This is Microsoft Corporation SWOT analysis in 2013. For more information on how to do a SWOT analysis please refer to our article.
|Industries served||Computer software, Electronics|
|Geographic areas served||Worldwide|
|Current CEO||Satya Nadella|
|Revenue||$ 73.72 billion (2012)|
|Profit||$ 16.97 billion (2012)|
|Main Competitors||Apple Inc., Google Inc., Samsung Electronics Co., Ltd., International Business Machines Corporation and many others.|
Microsoft Corporation is one of the best-known software companies in the world. The corporate is famous for its Windows and Office software. In addition to software products the business manufactures and develops consumer electronics such as tablets and game system.
You can find more information about the business in its official website or Wikipedia’s article.
- Brand loyalty. Over the years, Microsoft has been the leading OS and software provider, which resulted in more than 90% market share for PC OS. Most of us grew up using its easy to use OS, are familiar with it and will keep using it. Few other brands are capable to compete with Microsoft for this reason. Even open source OS, which are completely free and well suited to use for common user, find it hard to attract users.
- Brand reputation. According to Interbrand, Microsoft’s brand is the 5th most valuable brand in the world, valued at $ 57.8 billion. Forbes listed the corporate as the 7th most reputable business in the world. Brand reputation leads to higher sales and greater market share.
- Easy to use software. Windows OS and Office software products are so popular not just because Microsoft has great monopolistic power, strong distribution channels and good brand reputation but also because its products are of great quality and really easy to use.
- Strong distribution channels. The company works with all the major computer hardware producers such as Lenovo, Dell, Toshiba and Samsung and major computer retailers to make sure computers would be sold with already pre-installed Windows software. The company also invested in Dell and Nokia to tighten its relationships with these companies.
- Robust financial performance. Microsoft grew its revenues by 20% from 2008 to 2012 and holds more than $63 billion of cash and cash equivalents that can be used for acquisitions and substantial investments into R&D.
- Acquisition of Skype. With nearly 300 million users, Skype is a significant boost to Microsoft’s online presence and have a lot of potential in generating income from online advertising.
- Poor acquisitions and investments. Few of Microsoft’s acquisitions were successful and brought not just revenues and products but new skills and competencies to the company. Massive, LinkExchange, WebTV, Danger are just few examples of multimillion acquisitions made by Microsoft but soon shut down or divested.
- Dependence on hardware manufacturers.
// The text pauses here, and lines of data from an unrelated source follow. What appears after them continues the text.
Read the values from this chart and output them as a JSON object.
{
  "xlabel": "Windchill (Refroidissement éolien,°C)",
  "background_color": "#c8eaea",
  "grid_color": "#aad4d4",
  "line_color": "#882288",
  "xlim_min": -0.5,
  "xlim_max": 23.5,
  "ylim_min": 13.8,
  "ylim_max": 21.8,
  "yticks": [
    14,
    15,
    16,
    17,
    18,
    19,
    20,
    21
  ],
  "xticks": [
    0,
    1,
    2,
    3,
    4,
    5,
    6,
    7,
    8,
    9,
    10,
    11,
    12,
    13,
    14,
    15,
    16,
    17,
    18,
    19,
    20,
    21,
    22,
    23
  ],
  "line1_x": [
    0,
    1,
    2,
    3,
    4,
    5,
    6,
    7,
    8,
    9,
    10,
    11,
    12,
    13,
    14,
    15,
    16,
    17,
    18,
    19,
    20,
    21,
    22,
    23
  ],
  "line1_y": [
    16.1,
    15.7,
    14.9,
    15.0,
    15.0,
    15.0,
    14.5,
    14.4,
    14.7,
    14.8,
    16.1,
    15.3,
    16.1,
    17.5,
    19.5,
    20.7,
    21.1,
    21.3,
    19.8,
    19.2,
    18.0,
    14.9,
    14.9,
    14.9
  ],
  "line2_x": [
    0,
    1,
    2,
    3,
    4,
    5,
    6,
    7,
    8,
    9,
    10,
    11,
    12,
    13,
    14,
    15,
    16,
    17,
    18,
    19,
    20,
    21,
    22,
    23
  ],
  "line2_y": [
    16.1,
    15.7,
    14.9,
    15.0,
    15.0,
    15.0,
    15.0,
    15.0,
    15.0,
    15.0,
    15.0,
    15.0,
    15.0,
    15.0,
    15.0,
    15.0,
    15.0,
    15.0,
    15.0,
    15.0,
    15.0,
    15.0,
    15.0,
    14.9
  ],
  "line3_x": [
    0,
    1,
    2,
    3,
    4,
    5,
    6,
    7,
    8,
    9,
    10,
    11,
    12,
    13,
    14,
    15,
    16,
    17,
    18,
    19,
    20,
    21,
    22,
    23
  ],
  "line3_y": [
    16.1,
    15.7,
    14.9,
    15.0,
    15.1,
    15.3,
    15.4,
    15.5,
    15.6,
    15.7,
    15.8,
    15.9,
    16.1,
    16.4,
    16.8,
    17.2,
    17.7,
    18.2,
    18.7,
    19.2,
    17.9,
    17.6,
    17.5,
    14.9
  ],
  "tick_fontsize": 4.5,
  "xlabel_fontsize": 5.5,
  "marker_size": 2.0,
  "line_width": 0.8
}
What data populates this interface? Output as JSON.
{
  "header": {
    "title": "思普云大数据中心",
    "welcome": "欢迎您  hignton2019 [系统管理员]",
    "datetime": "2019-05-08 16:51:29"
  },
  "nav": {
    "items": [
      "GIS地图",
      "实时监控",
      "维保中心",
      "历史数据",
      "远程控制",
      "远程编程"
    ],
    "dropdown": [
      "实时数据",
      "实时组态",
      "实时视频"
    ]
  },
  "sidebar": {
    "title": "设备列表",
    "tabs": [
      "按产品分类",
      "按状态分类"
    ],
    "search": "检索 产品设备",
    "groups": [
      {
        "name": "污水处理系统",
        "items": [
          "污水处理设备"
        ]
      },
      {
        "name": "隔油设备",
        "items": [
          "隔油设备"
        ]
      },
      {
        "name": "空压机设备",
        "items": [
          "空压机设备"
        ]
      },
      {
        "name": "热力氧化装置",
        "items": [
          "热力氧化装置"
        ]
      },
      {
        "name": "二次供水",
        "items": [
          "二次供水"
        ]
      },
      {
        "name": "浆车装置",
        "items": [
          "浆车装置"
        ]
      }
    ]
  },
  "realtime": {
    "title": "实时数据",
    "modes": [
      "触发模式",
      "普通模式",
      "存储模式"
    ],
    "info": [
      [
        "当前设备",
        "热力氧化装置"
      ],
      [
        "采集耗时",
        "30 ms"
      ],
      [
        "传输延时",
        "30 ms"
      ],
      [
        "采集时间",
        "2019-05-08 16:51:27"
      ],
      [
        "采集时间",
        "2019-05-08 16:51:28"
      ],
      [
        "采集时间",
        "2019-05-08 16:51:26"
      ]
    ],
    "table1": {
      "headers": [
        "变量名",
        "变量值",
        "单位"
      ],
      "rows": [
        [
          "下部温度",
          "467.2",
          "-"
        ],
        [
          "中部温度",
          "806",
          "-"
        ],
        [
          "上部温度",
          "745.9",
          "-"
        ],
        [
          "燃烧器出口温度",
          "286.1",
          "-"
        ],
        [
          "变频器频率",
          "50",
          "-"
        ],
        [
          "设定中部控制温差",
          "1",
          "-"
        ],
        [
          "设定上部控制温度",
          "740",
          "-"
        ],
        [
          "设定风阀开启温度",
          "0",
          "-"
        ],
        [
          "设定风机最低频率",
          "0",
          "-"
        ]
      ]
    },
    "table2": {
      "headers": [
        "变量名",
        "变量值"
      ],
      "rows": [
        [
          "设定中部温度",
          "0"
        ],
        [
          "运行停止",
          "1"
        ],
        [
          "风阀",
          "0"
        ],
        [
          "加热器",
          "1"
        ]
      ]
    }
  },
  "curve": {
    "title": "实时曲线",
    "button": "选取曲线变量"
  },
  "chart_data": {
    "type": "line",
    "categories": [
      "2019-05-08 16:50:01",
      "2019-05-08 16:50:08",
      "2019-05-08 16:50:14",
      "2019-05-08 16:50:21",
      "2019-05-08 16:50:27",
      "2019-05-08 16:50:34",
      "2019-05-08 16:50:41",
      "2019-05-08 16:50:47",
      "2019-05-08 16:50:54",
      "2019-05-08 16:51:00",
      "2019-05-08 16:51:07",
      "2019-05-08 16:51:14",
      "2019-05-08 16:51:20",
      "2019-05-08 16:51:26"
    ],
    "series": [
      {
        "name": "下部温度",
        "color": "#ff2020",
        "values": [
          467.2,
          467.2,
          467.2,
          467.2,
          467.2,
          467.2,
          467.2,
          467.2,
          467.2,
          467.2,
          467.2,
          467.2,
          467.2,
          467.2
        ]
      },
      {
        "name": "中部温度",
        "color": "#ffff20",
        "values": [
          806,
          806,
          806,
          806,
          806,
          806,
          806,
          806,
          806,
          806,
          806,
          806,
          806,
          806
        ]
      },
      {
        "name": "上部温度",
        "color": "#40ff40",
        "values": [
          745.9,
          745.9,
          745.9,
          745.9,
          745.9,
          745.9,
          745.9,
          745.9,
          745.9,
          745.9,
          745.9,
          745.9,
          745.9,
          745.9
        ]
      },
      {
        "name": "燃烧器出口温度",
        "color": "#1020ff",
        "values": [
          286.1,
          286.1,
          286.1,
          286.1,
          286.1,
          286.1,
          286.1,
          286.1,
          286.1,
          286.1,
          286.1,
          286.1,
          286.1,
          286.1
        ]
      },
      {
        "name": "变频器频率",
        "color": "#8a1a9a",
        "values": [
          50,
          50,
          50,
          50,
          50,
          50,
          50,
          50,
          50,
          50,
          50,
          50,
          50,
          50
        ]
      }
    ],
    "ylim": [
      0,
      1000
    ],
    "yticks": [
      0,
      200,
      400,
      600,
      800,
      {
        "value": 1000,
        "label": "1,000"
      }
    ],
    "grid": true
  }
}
Microsoft is a giant software corporation but it does not produce its own hardware and depends on computer hardware manufacturers to develop products that run Windows OS. If cheap and popular alternative OS would appear, hardware manufacturers may simple choose the alternative and Microsoft could do little to change the situation.
- Criticism over security flaws. Windows OS, the main Microsoft product has been heavily criticized for being so weak against various viruses’ attacks. Compared to other OS, Windows is the least protected against such attacks.
- Mature PC markets. Only recently has Microsoft entered the mobile technology sector and still heavily depends on its OS and software sales for standalone and laptop computers. The market for these products has matured and Microsoft will find it harder to grow revenues in these sectors.
- Slow to innovate. Microsoft has huge R&D resources and great position to enter new markets with innovative products but constantly failed to do so. It had an opportunity to be the first player in online advertising but missed the opportunity. It’s entrance to mobile OS was also too late, while Google and Apple captured the market share.
- Cloud based services. Microsoft could expand its range of cloud services and software as the demand for cloud-based services is expanding.
- Mobile advertising. Mobile advertising markets are expected to grow in double digits over the next few years and Microsoft has a great opportunity to tap into these markets with its mobile OS.
- Mobile device industry. Smartphones and tablets markets will grow steadily over the next few years and Microsoft could exploit this opportunity by introducing more of its own tablets and a new company phone.
- Growth through acquisitions. With a huge reserve of cash Microsoft could start acquiring new startups that would bring new technology, skills and competences to the business.
- Intense competition in software products. Microsoft is more than ever on the pressure to introduce successful OS both in PC and mobile markets as such competitors like Google and Apple have already established positions.
- Changing consumer needs and habits. Customers shift from buying laptops and standalone PCs to buying smartphones and tablets, the markets, where Microsoft has only a modest market share and may never establish itself.
- Open source projects. Many new open source projects are coming to the market and some of them became quite successful, such as new Linux OS and Open Source Office. Open source projects are free and so they can become an alternative to expensive Microsoft’s products.
- Potential lawsuits. Microsoft has already been sued for many times and lost quite a few large scale lawsuits. Lawsuits are expensive as they require time and money. And as Microsoft continues to operate more or less the same way, there is high probability for more expensive lawsuits to come.